そのため金属不純物の混入を嫌う分野においては、これら金属不純物を実質的に含まないアルコキシシランのような高純度なシリカ原料から製造された高価なコロイダルシリカ製品を使用していた。
【0003】
通常の珪酸アルカリ水溶液を用いてコロイダルシリカを製造する工程で不純物を除去する方法は数多く提案されている。例えば、特許文献1には、アルカリ金属珪酸塩水溶液をH型強酸性陽イオン交換樹脂に接触させ、得られた活性珪酸水溶液に酸を加えて強酸性とし、これをH型強酸性陽イオン交換樹脂に接触させた後、OH型強塩基性陰イオン交換樹脂に接触させて溶出金属イオンを除去して高純度の活性珪酸水溶液とした後、粒子成長させることにより高純度コロイダルシリカを製造する方法が記載されている。

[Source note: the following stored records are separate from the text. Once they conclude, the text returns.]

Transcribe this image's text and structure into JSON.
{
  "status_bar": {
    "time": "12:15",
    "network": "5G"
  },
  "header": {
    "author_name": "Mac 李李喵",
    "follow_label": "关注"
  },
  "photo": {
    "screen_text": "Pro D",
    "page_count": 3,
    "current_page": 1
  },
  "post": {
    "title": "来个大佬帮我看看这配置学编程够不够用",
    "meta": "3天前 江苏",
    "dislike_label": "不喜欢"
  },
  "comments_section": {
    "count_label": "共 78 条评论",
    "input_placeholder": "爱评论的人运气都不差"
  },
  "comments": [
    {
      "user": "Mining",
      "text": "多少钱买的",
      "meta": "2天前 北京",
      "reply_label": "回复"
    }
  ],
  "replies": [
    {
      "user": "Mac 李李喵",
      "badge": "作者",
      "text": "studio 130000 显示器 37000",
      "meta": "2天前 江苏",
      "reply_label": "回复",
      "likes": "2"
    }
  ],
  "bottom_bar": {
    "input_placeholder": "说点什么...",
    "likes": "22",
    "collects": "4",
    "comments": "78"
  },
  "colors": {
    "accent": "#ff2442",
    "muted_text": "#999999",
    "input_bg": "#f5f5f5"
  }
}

特許文献2には、活性珪酸水溶液に加える酸としてシュウ酸と硫酸等の無機強酸とを用いる方法が記載されている。特許文献3には、活性珪酸水溶液に酸を加えてpHを0〜2.5とした後、限外濾過膜を用いてイオン不純物を除去して得られたオリゴ珪酸溶液(高純度の活性珪酸水溶液)の一部に、アンモニアまたはアミンを加え加熱を行いヒールゾルを調製し、これに残りのオリゴ珪酸溶液を徐々に滴下してコロイド粒子を成長させる高純度シリカゾルの製造方法が記載されている。

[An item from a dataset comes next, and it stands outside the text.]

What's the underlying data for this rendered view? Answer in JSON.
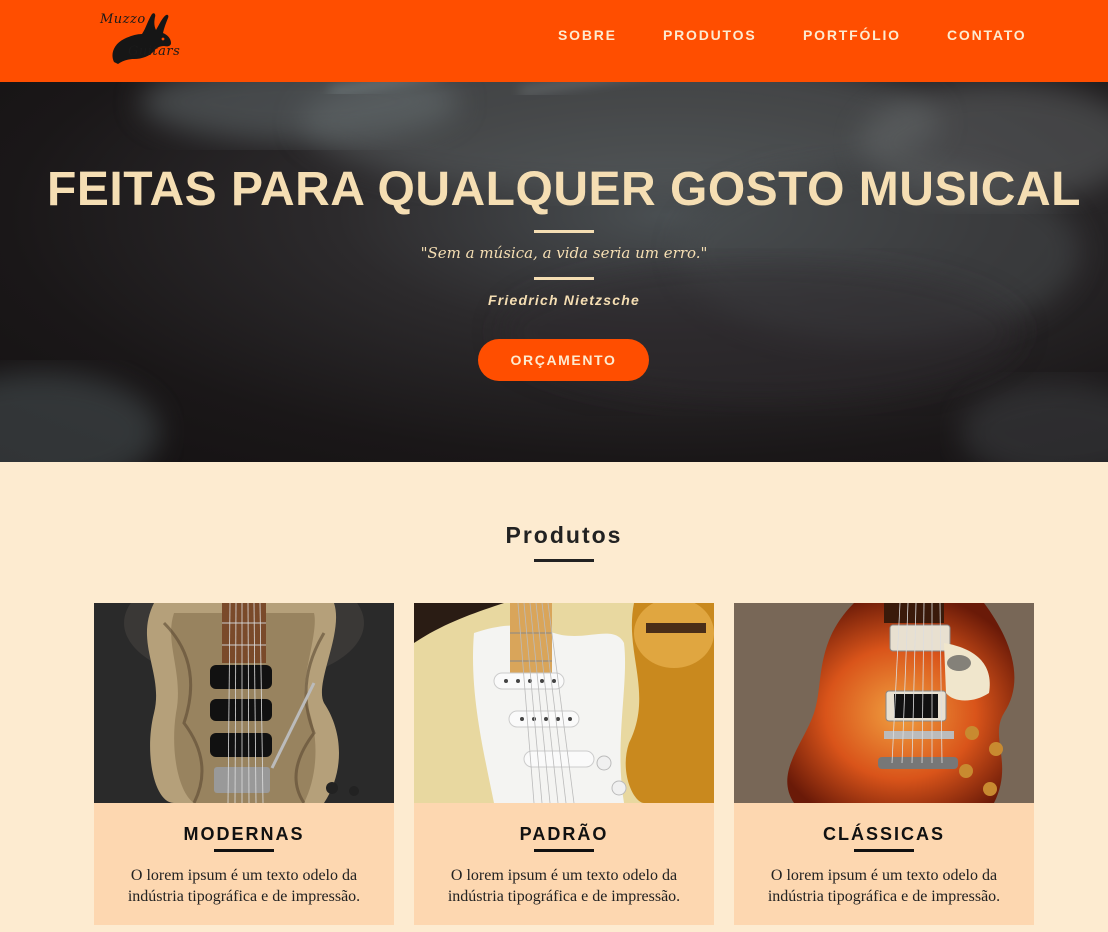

いずれの方法も、活性珪酸水溶液に酸を加えて強酸性にして金属不純物をイオン化し、イオン交換樹脂に接触させるか、または限外濾過することにより金属不純物を除去する手段が基本になっている。しかしながら、これらの方法では、工程が煩雑で長いばかりでなく、希薄な活性珪酸水溶液を強酸性にするために大量の酸を使用しなくてはならない上に、添加した酸を後工程で除去し、廃液として処理しなくてはならない。アニオン交換法による酸の除去では、アニオン交換樹脂の再生に多量のアルカリを必要とし、コスト的に問題がある。限外濾過して除去する方法では、酸根を全量除去することはできない。
【0004】
また、コロイダルシリカのシリカ粒子表面をシリカ以外の材料で被覆して新たな性能を付与する方法も数多く提案されている。例えば、特許文献4には、無機酸化物粒子が一般式RnSiX4-n〔但し、nは1、2または3であり、Rは炭素数1〜10の非置換または置換炭化水素基であって、nが2または3のときには互いに同一であっても異なっていてもよい。Xは炭素数1〜4のアルコキシ基、シラノール基、ハロゲン、または水素である。〕で表される加水分解性有機ケイ素化合物で表面処理されてなることを特徴とする研磨用粒子が記載されており、メチルトリメトキシシランの加水分解物で被覆したシリカ粒子が具体的に示されている。特許文献5には、シリカとアルミナとからなるシェルでシリカからなるコアを被覆した研磨用粒子が記載されている。特許文献6には、テトラメチルシクロテトラシロキサンの加水分解物の周囲にトリターシャルブトキシアルミニウムの加水分解物を生成させた化学機械研磨用微粒子が記載されている。特許文献7には、シリカゾルを噴霧乾燥した後、焼成して微粒子集合体を調製し、これをテトラエトキシシラン等の有機珪素化合物の加水分解物で被覆した球状無孔質粒子が記載されている。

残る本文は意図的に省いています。